The conservation of energy is (or, rather, it would be) a consequence* of the time symmetry of the universe. But the universe is not symmetric in time, not on large enough scales. So, on large enough scales, energy (and thus also mass) is not conserved. Locally it tends to be, because locally, time is symmetrical to a good approximation, rather as the local surface of the Earth is approximately flat on a small enough scale…or rather like the way a small enough portion of any continuous curve can be arbitrarily closely matched by a straight segment on a small enough scale. This latter fact is the source of the power of calculus.
But just as one can have a local hill or curved shape on the surface of the Earth, one could—in principle—violate local conservation of energy given the right available manipulations. Now, we in the real world cannot do such a thing, at least not right now, but presumably it would not be beyond the power of a genie.
Okay, well, that’s all pretty stupid, I know, but what do you expect? It’s me, after all.

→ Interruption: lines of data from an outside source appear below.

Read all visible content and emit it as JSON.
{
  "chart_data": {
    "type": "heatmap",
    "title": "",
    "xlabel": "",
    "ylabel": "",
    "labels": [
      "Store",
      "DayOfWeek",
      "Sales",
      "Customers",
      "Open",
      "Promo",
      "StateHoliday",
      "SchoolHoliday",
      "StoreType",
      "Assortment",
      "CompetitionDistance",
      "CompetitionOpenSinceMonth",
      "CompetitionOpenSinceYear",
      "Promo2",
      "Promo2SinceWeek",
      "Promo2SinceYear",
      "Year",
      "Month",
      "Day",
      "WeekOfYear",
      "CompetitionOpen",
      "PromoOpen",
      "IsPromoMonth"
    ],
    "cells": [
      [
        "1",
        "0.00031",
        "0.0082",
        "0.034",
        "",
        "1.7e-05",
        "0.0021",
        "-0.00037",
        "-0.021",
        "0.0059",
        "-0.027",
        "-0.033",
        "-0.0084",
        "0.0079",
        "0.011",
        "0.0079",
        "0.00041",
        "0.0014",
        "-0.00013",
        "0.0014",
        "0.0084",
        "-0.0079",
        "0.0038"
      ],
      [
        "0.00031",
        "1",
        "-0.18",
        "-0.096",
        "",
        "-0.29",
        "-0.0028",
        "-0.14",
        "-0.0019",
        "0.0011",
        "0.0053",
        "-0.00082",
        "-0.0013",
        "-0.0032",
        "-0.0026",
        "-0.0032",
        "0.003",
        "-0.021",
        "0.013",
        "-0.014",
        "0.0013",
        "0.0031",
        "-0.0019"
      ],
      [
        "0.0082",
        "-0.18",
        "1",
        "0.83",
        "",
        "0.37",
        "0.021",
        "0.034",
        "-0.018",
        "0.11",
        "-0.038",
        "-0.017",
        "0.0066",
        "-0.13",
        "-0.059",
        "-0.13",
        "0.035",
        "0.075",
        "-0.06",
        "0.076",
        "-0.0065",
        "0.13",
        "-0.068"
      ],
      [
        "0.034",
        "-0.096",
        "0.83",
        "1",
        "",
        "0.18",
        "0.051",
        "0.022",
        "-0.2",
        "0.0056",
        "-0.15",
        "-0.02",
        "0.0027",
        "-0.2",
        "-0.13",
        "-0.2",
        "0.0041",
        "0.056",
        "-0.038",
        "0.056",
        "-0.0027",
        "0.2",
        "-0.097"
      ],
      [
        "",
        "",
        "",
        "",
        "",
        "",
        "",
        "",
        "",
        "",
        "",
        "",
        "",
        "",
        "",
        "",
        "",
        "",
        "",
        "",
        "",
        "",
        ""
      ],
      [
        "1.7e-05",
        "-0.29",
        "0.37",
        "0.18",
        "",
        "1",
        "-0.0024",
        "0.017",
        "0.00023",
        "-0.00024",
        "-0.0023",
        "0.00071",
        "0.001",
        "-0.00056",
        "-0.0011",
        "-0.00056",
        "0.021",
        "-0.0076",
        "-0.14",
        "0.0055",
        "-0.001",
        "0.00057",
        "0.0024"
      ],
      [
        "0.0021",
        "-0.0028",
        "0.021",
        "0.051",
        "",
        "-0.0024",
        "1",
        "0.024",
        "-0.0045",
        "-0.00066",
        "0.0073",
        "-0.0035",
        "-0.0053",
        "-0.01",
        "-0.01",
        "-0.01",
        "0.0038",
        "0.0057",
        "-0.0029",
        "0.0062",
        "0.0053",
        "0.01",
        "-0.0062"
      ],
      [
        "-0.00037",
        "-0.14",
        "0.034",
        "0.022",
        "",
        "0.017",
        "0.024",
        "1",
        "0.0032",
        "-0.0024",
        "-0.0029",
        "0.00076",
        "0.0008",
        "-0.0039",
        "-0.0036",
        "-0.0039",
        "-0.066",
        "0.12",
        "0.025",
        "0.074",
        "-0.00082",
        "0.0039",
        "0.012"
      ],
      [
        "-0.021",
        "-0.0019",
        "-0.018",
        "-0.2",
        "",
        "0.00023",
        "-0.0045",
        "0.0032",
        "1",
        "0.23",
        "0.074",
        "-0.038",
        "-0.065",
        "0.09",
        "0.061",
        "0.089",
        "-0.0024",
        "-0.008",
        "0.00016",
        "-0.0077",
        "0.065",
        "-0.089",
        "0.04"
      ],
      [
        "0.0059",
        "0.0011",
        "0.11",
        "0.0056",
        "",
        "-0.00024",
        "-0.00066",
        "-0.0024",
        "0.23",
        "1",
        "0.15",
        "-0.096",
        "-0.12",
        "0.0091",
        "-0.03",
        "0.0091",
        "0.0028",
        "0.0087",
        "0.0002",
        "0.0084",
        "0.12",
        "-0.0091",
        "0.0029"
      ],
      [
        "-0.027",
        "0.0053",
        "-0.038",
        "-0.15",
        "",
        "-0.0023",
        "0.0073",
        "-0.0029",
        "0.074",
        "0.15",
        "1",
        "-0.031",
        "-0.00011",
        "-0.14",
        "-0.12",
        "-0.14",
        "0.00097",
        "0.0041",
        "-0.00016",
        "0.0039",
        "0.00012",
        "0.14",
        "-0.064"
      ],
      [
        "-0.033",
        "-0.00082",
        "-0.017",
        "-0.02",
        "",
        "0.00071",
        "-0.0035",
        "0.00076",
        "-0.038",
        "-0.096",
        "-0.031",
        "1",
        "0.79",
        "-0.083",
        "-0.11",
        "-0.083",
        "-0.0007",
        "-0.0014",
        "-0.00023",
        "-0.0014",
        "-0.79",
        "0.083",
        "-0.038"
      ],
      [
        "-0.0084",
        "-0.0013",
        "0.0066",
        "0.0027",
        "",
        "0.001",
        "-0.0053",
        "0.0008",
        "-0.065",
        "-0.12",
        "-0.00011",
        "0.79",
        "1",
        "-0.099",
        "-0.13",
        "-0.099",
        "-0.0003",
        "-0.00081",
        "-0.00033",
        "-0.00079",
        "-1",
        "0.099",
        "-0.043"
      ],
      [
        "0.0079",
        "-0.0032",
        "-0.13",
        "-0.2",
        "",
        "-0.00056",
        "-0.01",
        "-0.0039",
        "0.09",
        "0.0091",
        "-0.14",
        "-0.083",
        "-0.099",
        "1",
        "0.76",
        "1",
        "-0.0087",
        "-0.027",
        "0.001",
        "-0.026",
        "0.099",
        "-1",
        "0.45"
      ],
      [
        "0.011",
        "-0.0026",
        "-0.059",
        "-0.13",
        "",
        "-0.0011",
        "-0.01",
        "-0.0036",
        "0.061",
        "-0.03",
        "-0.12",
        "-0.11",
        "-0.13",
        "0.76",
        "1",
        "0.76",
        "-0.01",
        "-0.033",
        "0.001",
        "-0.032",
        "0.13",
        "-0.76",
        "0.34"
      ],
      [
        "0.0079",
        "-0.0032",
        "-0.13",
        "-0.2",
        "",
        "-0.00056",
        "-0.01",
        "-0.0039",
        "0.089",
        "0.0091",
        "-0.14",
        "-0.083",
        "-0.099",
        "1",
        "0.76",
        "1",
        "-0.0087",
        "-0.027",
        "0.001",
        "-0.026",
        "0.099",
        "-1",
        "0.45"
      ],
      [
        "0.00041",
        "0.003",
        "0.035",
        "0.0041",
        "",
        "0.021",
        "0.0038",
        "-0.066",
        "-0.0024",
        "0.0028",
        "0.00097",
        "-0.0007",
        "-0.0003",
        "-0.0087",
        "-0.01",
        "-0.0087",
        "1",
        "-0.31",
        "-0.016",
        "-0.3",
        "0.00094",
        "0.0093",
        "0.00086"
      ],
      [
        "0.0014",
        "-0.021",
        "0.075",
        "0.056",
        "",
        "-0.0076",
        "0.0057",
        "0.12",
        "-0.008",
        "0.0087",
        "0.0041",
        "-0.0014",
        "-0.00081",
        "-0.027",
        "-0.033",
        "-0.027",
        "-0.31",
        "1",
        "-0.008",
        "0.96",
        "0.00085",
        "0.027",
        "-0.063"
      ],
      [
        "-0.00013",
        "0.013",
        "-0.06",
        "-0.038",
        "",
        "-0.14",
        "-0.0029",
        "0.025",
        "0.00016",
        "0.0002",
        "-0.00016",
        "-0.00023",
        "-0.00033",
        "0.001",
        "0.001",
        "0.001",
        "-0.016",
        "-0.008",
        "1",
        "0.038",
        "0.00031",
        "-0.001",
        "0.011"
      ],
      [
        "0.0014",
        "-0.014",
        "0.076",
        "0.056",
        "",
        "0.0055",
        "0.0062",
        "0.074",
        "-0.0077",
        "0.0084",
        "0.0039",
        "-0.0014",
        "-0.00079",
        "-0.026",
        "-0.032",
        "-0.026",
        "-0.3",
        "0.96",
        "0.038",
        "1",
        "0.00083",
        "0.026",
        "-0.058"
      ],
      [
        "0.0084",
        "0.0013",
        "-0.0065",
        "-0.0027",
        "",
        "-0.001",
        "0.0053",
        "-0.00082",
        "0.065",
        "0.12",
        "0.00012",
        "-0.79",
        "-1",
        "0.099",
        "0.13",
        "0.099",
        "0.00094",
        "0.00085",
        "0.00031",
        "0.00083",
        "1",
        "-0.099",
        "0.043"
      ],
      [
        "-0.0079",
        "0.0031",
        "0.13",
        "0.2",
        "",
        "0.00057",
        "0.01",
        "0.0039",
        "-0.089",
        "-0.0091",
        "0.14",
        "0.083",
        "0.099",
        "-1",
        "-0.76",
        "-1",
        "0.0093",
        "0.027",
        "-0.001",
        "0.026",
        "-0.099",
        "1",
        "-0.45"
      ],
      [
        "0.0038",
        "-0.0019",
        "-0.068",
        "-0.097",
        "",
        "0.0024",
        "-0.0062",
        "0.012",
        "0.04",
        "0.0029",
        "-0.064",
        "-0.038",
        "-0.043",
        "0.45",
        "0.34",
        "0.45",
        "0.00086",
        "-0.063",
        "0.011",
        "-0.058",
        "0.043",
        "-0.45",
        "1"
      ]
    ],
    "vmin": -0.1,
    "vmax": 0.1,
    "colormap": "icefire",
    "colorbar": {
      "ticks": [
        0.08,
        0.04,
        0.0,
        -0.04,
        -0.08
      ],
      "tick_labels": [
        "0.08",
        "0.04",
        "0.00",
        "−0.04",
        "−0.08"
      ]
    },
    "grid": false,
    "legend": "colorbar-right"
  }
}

I hope you or y’all have as good a day as you possibly can, which you will have, since there is no other possibility. That doesn’t mean it will be a good day. It will merely be the best possible day you can have, even if it’s horrible. Still, I do hope that for you, at least, it will be good.
TTFN
*An interesting term to use, given the current subject. It has a relation to the order of things in time: con (with) sequence (ordering of things).